The Elastic Modulus of Steel Fiber Reinforced Concrete (SFRC) with Random Distribution of Aggregate and Fiber

Abstract

The present paper offers a meso-scale numerical model to investigate the effects of random distribution of aggregate particles and steel fibers on the elastic modulus of Steel Fiber Reinforced Concrete (SFRC). Meso-scale model distinctively models coarse aggregate, cementitious mortar, and Interfacial Transition Zone (ITZ) between aggregate, mortar, and steel fibers with their respective material properties. The interfaces between fibers and mortar have been assumed perfectly bonded. Random sampling principle of Monte Carlo's simulation method has been used to generate the random size, orientation, and position of aggregate particles as well as steel fibers in concrete matrix.

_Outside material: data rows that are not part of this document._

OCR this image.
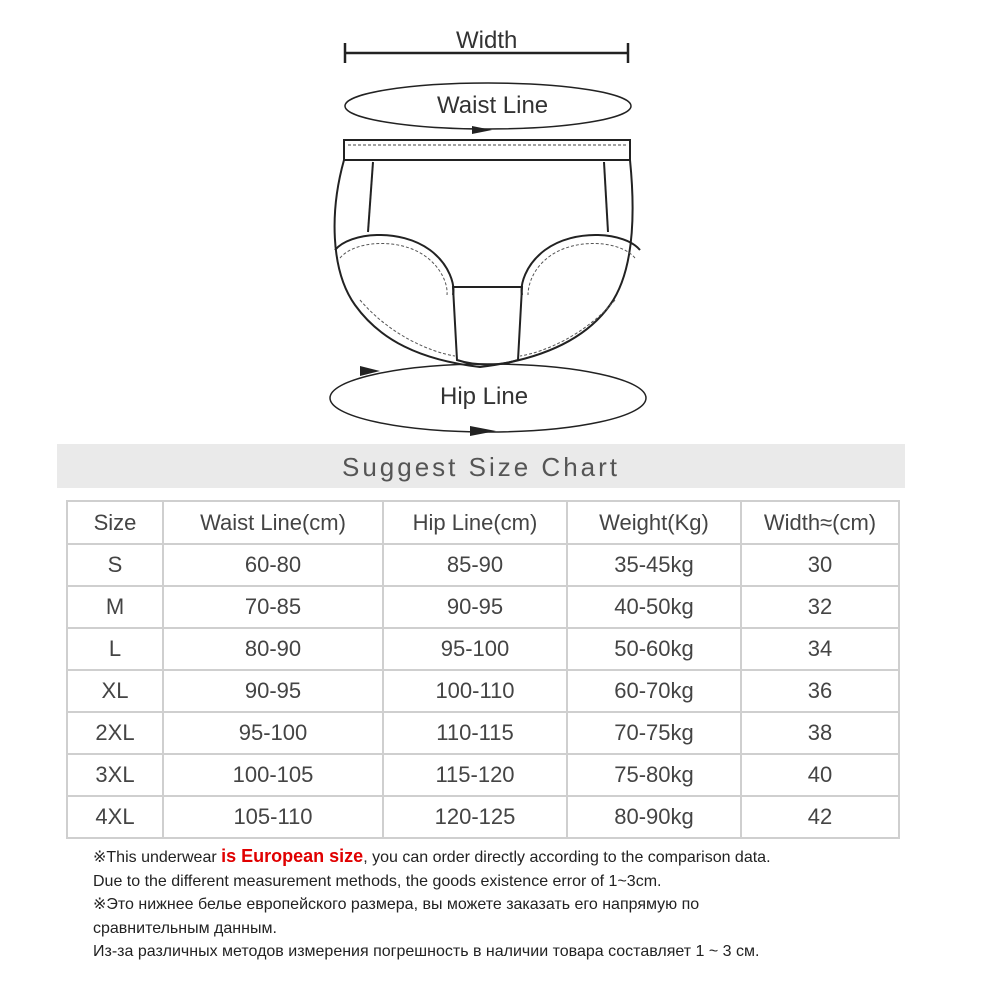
Width
Waist Line
Hip Line
Suggest Size Chart
Size	Waist Line(cm)	Hip Line(cm)	Weight(Kg)	Width≈(cm)
S	60-80	85-90	35-45kg	30
M	70-85	90-95	40-50kg	32
L	80-90	95-100	50-60kg	34
XL	90-95	100-110	60-70kg	36
2XL	95-100	110-115	70-75kg	38
3XL	100-105	115-120	75-80kg	40
4XL	105-110	120-125	80-90kg	42

※This underwear is European size, you can order directly according to the comparison data.

Due to the different measurement methods, the goods existence error of 1~3cm.

※Это нижнее белье европейского размера, вы можете заказать его напрямую по

сравнительным данным.

Из-за различных методов измерения погрешность в наличии товара составляет 1 ~ 3 см.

A total of 2100 two-dimensional and three-dimensional cube specimens (150 mm) with varying volume fractions of aggregate and fiber have been randomly generated. The commercial code ABAQUS has been used to analyze the specimens under tensile loading and the calculated elastic modulus has been compared to other analytical and experimental values. Results indicate that the non-homogeneity of the matrix and random distribution of aggregate and fibers manage to disperse calculated efficiency factor of fiber with a standard deviation of 2.5% to 3.0% (for 150 mm cube specimens, it can be different for other specimens). Nevertheless, the mean value of the calculated efficiency factor agrees well with the value, recommended by Hull (1981), for uniformly-distributed fibers, equal to 0.353, and 0.151 for two and three-dimensional models respectively.